When Julie is reminded of that fact, she pauses.
“Oh really? My goodness.”
She was a striking mare, too — unmistakable in the paddock or on the track.
“She’s a gorgeous, great big mare — very light chestnut, long through the barrel. She’s the biggest mare we’ve ever had.”
Ivy was set for the Dominion Handicap that same year, but in a cruel twist the family has seen before, she broke down three days before the race.
“It was heartbreaking,” Julie says. “And the same thing happened with Habibi Inta — three days before the Dominion, he broke down too. You couldn’t believe it.”
The margins are fine at the top level — but the legacy they leave often depends on what they pass on rather than what they missed.
Passing the Torch
When Gabby passed away, Julie carried on with the trotters they had once managed together.
“Gabby really loved the pacers, and I’ve always loved the trotters,” she says. “So it was easier for me to carry on with the trotters.”

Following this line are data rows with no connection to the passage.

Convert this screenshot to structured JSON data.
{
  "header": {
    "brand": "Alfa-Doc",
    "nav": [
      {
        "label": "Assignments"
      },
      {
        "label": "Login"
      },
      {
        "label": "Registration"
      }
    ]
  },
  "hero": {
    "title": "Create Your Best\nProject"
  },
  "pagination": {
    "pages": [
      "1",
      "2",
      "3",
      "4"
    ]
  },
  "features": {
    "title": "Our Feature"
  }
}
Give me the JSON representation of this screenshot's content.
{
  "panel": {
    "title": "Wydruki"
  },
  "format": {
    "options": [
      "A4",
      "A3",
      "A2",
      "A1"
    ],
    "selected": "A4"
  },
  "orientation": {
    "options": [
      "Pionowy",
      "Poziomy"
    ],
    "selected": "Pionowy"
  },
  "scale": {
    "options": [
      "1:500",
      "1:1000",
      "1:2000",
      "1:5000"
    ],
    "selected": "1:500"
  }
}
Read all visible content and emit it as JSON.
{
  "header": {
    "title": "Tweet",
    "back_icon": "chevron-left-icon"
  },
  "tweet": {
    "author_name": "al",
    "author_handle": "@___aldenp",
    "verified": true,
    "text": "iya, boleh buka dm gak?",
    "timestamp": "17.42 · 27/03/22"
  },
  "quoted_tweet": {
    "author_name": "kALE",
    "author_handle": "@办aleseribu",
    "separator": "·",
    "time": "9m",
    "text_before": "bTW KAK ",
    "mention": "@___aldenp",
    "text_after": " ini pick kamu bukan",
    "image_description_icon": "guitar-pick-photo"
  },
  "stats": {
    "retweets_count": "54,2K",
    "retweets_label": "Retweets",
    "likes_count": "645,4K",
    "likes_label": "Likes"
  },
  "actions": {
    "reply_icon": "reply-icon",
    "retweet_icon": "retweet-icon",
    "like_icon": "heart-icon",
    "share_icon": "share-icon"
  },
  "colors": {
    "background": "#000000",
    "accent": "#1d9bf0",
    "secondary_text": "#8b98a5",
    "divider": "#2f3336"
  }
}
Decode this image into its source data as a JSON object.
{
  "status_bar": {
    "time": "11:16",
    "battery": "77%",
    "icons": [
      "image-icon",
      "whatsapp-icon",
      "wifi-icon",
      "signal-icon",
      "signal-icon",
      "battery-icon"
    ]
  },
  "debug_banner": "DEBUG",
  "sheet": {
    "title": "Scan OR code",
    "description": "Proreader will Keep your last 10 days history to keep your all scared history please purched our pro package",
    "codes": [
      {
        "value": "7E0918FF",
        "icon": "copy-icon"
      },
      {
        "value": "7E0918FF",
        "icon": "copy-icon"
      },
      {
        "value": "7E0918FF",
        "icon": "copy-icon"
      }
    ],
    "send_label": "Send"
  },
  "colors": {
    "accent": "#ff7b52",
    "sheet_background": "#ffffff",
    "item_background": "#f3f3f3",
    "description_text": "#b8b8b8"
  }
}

She sold Ivy’s first foal, The Ivy League (Father Patrick), as a weanling. She inherited lots of the family ability, so much so she was G1 placed at two, and was a feature in both the G1 Trotting Oaks and Derby before being retired to the powerful Price Bloodstock broodmare band.
Her next two foals, by Propulsion, are now with Greg Hope and tracking well. And this year Ivy delivered her first colt — a light chestnut by Father Patrick who looks more like his dam than any foal before him.
“I said if I get a colt I’ll sell him,” Julie laughs. “But now I look at him… oh, I’m not so sure.”
The family’s long-time friend and horsewoman, Gail Murray, has raised Ivy’s foals from the start.
“Her care for the young ones is tremendous,” Julie says. “She and Ivy are great mates, so we just keep them together.”
Ivy will return to Father Patrick again — a cross that now has a G1 New Zealand Trotting Derby winner to its name.
“It’d be silly not to,” she smiles.
And so the line moves on.
Habibti Pat’s Derby win was no surprise to the people closest to her. Greg Hope had been bullish.
“Greg absolutely said she’d beat the boys — no problem at all,” Julie says. “He said she’s never really been tested for speed. Once she gets to the front she doesn’t want to be beaten — that’s our breed.”
It’s a trait that has echoed through Ten To One, Habibti, Resolve, Habibti Ivy, and now Habibti Pat. Tough, competitive, professional — the kind of horses who want to win even before they know how to.
“So many people have been happy for me,” Julie says. “It means a lot.”
A New Branch at Stud
The influence of Ten To One now stretches into new territory. Her son Habibi Inta, a three-time Group One winner, now stands at stud with Grant Beckett at Phoebe Standardbreds. His first crop of juveniles will step onto racetrack surfaces next season — a moment Julie finds both surreal and thrilling.
“It’s terrific,” she says. “People are coming to me saying they’re breeding to him — who wouldn’t? He’s just magnificent.”
Breeders have begun sending Julie photos of their foals.
“They’re thrilled. Some of them are already in work. Now we just need them on the track to show what the breed can do.”
She laughs when asked whether she has any by him herself.
“My mare is his full sister — so no, I can’t. But it’s exciting watching them.”
And that’s the essence of this family: every season brings another reason to look forward.
Habibti Ivy may be retired to the broodmare paddocks now, but her story is anything but finished. Through Resolve, Confessional, Habibi Inta, and now the Derby-winning Habibti Pat, the family of Ten To One continues to carve out its place as one of the great maternal lines in New Zealand trotting history.
Ivy carried the legacy forward. Pat carries it into the future.
And the family — unmissable, unmistakable, unstoppable — goes on.